R provides with some base palettes:
rainbow
heat.colors
terreain.colors
topo.colors
cm.colors
show_palette <- function(colors) {
image(1:n, 1, as.matrix(1:n), col = colors,
xlab = "", ylab = "", xaxt = "n",
yaxt = "n", bty = "n")
}
n <- 6
show_palette(rainbow(n))
show_palette(heat.colors(n))
show_palette(terrain.colors(n))
show_palette(topo.colors(n))
show_palette(cm.colors(n))
There also a alpha
parameter, from [0,1]
for transparency.
par(mfrow=c(1,2))
show_palette(rainbow(n, alpha=0.33))
show_palette(rainbow(n, alpha =0.66))
For greyscales:
n <- 20
greys <- grey(seq(0, 1, length = n))
show_palette(greys)
Cindy Brewer website helps you choose the appropriate color scale for you map depending on your data type: qualitative, sequential or diverging (with a neutral color between two extremes).

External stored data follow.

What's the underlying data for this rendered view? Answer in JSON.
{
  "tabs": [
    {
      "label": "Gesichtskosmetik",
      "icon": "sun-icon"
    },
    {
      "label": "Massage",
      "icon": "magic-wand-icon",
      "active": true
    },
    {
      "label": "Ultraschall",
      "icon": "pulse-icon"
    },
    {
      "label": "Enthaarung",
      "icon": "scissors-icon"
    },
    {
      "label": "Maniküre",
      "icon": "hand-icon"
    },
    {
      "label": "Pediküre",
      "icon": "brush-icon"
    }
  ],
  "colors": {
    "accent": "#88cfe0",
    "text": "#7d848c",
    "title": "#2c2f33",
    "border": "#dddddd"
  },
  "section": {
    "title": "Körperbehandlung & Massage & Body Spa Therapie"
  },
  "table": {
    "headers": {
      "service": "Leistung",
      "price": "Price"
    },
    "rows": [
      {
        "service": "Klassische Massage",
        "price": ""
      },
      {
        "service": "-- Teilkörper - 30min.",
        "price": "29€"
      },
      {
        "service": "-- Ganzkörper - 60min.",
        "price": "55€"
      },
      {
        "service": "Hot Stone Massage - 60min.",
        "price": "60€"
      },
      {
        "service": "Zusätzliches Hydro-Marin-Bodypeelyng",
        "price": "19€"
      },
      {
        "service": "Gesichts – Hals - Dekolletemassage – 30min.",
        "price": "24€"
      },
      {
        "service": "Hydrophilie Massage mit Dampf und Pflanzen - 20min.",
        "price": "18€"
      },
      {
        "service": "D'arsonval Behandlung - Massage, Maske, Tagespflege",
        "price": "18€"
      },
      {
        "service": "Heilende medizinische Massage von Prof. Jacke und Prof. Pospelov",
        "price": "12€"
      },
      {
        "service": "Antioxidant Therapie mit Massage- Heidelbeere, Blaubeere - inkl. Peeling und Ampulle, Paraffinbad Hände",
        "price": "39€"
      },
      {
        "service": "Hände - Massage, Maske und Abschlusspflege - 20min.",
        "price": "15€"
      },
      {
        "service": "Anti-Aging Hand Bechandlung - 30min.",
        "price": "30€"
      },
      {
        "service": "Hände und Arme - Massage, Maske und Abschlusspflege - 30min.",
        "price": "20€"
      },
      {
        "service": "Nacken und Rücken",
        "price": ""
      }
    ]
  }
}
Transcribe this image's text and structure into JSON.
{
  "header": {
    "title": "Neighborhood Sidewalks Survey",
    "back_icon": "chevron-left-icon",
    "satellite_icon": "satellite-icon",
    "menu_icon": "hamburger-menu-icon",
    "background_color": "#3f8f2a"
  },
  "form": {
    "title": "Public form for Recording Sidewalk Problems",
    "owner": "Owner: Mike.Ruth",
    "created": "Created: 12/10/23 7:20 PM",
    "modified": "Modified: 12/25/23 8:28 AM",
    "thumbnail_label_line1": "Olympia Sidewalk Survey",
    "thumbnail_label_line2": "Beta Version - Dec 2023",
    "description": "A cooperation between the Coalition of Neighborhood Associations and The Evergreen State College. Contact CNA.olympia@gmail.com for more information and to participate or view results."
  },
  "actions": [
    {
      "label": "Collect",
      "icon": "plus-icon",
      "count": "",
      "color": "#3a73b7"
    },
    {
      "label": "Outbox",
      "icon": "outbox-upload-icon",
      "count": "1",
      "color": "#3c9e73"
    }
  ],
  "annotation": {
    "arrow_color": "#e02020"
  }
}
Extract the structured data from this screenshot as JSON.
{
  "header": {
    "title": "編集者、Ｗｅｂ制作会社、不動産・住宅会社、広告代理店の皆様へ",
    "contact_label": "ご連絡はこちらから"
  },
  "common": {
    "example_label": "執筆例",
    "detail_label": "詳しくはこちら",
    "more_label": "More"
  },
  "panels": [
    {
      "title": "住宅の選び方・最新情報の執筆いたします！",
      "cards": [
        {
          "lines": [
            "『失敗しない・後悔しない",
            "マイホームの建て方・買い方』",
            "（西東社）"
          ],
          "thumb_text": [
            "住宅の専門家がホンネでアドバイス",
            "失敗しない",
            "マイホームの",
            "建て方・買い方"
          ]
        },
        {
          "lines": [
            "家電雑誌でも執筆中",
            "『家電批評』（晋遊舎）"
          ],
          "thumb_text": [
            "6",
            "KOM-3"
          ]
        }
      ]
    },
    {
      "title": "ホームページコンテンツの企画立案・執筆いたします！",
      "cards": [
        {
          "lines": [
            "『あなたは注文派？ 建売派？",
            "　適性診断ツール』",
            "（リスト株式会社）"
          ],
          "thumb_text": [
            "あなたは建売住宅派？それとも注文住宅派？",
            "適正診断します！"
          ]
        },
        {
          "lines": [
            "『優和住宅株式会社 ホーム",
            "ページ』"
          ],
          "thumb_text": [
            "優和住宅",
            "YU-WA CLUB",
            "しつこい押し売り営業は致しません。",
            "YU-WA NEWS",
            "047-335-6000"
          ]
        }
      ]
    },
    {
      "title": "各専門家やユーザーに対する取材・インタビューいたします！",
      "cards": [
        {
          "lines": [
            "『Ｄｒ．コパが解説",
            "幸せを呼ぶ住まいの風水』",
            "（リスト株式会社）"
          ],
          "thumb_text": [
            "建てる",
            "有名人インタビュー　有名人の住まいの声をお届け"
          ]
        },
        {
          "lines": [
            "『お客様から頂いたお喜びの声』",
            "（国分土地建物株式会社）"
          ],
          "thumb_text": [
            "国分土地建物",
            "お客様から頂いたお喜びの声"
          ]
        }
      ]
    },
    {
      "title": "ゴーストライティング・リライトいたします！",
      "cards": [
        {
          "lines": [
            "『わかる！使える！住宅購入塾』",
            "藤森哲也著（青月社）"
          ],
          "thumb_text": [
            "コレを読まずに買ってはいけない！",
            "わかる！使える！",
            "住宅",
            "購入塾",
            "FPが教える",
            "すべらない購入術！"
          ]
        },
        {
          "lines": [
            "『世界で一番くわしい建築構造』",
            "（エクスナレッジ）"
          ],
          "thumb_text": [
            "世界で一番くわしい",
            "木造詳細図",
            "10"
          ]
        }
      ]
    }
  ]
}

There are 3 types of palettes, sequential, diverging, and qualitative.
Sequential palettes are suited to ordered data that progress from low to high
Diverging palettes put equal emphasis on mid-range critical values and extremes at both ends of the data range
Qualitative palettes are best suited to representing nominal or categorical data
# install: install.packages('RColorBrewer')
library(RColorBrewer)
display.brewer.all()
To get the colors of a given palette:
brewer.pal(11,"Spectral")
## [1] "#9E0142" "#D53E4F" "#F46D43" "#FDAE61" "#FEE08B" "#FFFFBF" "#E6F598"
## [8] "#ABDDA4" "#66C2A5" "#3288BD" "#5E4FA2"
display.brewer.pal(11,"Spectral")
ggplot2 can use these palettes via the scale_brewer option.